I work for a large-ish company (will be approx 3000. employees by YE 2014) that has been public since the last tech bubble. We've run in the red for the last six years pivoting into an entirely new line of business -- essentially new investors bought an already public company and sold off the existing business to avoid having to IPO. Their exit strategy for the business is to eventually have one of our client companies buy us out. All of our contracts are structured to make such an acquisition a (from our management's perspective) sweetheart deal.

Only the way we've been going about it is all wrong. Basically these "very large companies" that we work hard to land contracts with we allow to give us very unfavorable terms and to pay us below cost. This is in a market where we have only one competitor and they can't come close to providing our level of service.

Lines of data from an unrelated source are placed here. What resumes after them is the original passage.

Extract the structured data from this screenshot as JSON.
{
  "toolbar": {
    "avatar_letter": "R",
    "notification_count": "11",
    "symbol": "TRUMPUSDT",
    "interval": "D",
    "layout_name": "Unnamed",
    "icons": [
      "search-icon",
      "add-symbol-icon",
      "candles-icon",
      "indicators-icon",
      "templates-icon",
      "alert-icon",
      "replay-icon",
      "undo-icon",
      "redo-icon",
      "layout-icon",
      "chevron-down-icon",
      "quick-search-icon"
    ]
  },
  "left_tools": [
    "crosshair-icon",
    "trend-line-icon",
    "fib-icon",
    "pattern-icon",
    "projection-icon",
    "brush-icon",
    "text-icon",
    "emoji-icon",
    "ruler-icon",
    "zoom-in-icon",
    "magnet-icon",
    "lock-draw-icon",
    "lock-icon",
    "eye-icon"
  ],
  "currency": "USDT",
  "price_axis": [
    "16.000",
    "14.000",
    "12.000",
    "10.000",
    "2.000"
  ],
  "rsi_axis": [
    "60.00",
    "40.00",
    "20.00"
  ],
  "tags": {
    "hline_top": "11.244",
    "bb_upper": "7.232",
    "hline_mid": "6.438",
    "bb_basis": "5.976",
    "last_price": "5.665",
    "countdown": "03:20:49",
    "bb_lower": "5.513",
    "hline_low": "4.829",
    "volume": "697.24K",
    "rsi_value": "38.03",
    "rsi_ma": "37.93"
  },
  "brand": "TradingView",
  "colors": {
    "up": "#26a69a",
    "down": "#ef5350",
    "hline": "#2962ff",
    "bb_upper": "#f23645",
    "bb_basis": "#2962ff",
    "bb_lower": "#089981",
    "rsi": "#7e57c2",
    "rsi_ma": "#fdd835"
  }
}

It's blatantly obvious that they're getting better deals at the price for service they have now while we take all of the risk/loss.

We had our very first break-even quarter sometime this year (even by GAAP principles!) and the board cut everyone very big checks that put us back in the red (even by our non-GAAP principles!). Our executives are not tech executives, they're MBA-types from the retail and call center industries, but they drink the exact same Kool Aid.

I think their line of thinking goes something like this:

1) We have a really awesome product.

2) We lose tons of money providing that product. (Aside: Holy shit, employees that actually are our product are expensive! We couldn't possibly afford to hire developers to make our large staff more efficient! No way! We're a technology company!)

3) ???

4) Our customer base that we're totally supplicant to will buy us out because fairies.

Eventually this is going to end in tears and 3000 very overworked people are suddenly going to be much less so.